At least 13 people died when Shia Muslim fighters clashed with security forces in northern Yemen, local authorities said.
Two soldiers were killed and four others were wounded when the fighters attacked a security checkpoint on Friday, in the northwestern al-Jawf province, according to state news agency Saba.
The fighters were from the Houthi movement, which is seeking to strengthen its hold on the north.
An exchange of fire took place as a result of the attack and three of the Houthi attackers were killed and several others were arrested, a statement by the local authorities said.
The security situation in Yemen is closely watched in Gulf Arab states and the United States, given the impoverished country’s strategic position next to top oil exporter Saudi Arabia and to main shipping lanes.
Varying accounts of attack
Security sources told Reuters news agency that violence erupted after members of the Houthi group staged a protest in al Hazm, the provincial capital of al Jawf province, against what they said was the government’s failure to boost the economy and end violence.
Officials from both sides have given different accounts of what happened next.
One government security source, who asked not to be named, said armed Houthis exchanged fire with soldiers at an army checkpoint near a local government compound, leaving at least 10 Houthis and three soldiers dead, while another said some of the soldiers may have been supporters of one of the Houthis’ long-standing foes, the Sunni Islah party.

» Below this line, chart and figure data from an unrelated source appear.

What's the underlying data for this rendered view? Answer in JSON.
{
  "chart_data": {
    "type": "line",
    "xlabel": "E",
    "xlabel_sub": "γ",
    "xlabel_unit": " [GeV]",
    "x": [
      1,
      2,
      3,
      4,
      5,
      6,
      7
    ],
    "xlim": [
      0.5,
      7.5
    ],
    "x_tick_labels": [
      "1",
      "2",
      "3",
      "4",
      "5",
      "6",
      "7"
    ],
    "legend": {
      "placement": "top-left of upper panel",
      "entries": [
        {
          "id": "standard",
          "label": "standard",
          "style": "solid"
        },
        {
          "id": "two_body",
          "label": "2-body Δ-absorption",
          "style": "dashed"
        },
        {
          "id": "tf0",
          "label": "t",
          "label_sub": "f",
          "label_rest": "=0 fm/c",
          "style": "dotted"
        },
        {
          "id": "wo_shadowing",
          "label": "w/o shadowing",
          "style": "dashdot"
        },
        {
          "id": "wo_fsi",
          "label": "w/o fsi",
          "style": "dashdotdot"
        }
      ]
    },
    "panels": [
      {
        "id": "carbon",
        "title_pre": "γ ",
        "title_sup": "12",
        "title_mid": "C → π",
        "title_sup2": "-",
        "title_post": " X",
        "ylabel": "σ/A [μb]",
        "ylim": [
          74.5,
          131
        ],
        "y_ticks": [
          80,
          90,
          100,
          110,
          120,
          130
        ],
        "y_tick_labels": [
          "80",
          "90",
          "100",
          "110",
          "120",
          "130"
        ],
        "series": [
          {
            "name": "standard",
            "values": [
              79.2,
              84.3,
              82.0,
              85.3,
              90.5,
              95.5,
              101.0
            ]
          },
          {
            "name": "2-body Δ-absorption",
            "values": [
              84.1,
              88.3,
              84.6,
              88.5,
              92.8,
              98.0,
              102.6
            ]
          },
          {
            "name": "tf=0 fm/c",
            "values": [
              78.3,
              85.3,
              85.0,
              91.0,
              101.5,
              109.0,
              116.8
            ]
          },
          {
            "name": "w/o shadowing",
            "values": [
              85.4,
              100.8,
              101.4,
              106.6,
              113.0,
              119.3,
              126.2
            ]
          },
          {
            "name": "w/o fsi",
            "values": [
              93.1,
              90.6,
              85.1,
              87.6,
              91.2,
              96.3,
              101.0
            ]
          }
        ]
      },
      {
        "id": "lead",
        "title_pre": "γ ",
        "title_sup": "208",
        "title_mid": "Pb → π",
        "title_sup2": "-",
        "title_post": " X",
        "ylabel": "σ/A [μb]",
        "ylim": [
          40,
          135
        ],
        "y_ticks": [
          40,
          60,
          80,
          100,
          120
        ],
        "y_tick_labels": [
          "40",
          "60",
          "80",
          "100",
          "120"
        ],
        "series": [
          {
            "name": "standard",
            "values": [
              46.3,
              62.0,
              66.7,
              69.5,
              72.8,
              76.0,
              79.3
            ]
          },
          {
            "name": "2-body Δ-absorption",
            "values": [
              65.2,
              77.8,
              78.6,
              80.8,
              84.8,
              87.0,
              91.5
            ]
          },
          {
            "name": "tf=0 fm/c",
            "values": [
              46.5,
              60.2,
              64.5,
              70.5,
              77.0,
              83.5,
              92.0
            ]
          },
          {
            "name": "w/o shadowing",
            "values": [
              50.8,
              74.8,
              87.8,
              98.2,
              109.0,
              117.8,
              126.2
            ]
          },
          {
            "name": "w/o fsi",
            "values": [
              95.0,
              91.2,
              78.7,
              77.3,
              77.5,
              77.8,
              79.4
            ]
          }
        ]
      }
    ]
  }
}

The Houthis said they were attacked by armed Islah members supported by a group from the army, according to a statement on a Houthi-linked website, but Islah member Mohammed Qahtan said the group had no armed wing and played no part in Friday’s fighting.
Yemen’s interim President Abd-Rabbu Mansour Hadi has been struggling to restore order and meet the demands of the country’s rival groups since his predecessor, veteran strongman Ali Abdullah Saleh, was forced out of office in 2012.
On Wednesday, the UN Security Council authorised sanctions against anyone in Yemen who obstructs the country’s political transition or commits human rights violations but stopped short of blacklisting any specific individuals.